Phases 4 + 5 are FE-owned. No BE setup needed for either. The frontend handles YouTube upload via youtube.videos.insert (Data API + OAuth refresh token, ffmpeg encode in Cloud Run) AND Google Doc creation via the Docs API AND email via Resend — see the FE README for that side's env vars (GOOGLE_OAUTH_CLIENT_ID, GOOGLE_OAUTH_CLIENT_SECRET, GOOGLE_OAUTH_REFRESH_TOKEN, RESEND_API_KEY, NOTIFY_FROM_EMAIL).

BUG_REPORT_EMAIL is optional — see the env-var table.

Step 3: Run pair flow

python research.py --pair

The flow has five gated stages — each waits for the previous to confirm before advancing. (The terminal renumbered from 4 to 5 stages with the 2026-05-18 pair-prompt addition.)

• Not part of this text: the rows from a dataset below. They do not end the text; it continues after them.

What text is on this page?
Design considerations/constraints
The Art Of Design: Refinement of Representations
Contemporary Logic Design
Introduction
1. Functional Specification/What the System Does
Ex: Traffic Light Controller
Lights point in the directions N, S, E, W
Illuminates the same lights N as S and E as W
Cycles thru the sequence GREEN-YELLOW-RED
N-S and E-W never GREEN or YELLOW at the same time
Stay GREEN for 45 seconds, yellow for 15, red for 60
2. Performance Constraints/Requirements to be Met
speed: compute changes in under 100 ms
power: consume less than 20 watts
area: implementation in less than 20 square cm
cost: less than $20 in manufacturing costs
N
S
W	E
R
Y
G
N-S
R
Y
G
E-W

[1/5] Pair code — mint + render code+QR + wait for app to claim Mints (or reuses) a 256-bit pollSecret and POSTs sha256(pollSecret) to the FE Cloud Function /api/devices/initiate-pair. The function creates a synthetic Firebase Auth user, allocates a unique 8-char pair code, and returns { deviceId, pairCode }. The terminal prints the code in big mono digits with a dash at position 4 (K7XQ-9B2M) and an ASCII QR right below; the BE then polls devices/{deviceId}/pending/{sha256(pollSecret)} (anonymous Firestore REST) every ~2s for a customToken. Two ways to claim:

  • Type — Super Research app → Account → Add Device → paste the 8-char code → submit. Works on any device with the app open.
  • Scan — phone camera on the QR; the encoded payload deep-links to Account → Add Device with the code pre-filled.

Don't have a web app account yet? The Super Research app lives at the deployment URL the dev shares with you (Google sign-in only). The app is required for this stage — --pair sits on its polling loop until you claim the code. Default window is 15 minutes.

Once the claim function writes the customToken, the BE exchanges it via Firebase REST for {refreshToken, idToken, uid}, saves the refresh token to the OS keystore, and prints [ok] Paired — you@example.com. The pollSecret survives in research_config.json so a future Reset Pair Code can rebind to the same deviceId without a fresh handshake.

[2/5] On Startup — supervised auto-restart prompt After the link lands, --pair prompts:

Enable On Startup? [Y/n]:
  • Y (default) — opts into supervised mode; actual arming is deferred to Stage 5 so an aborted login can't leave Firestore flagged as supervised while platforms are half-logged-in.
  • n — skip; you'll run python research.py --serve manually after --pair finishes (and, on Linux/Mac, set up your own backgrounding via nohup / tmux / screen / your own systemd unit — see § Linux/Mac backgrounding).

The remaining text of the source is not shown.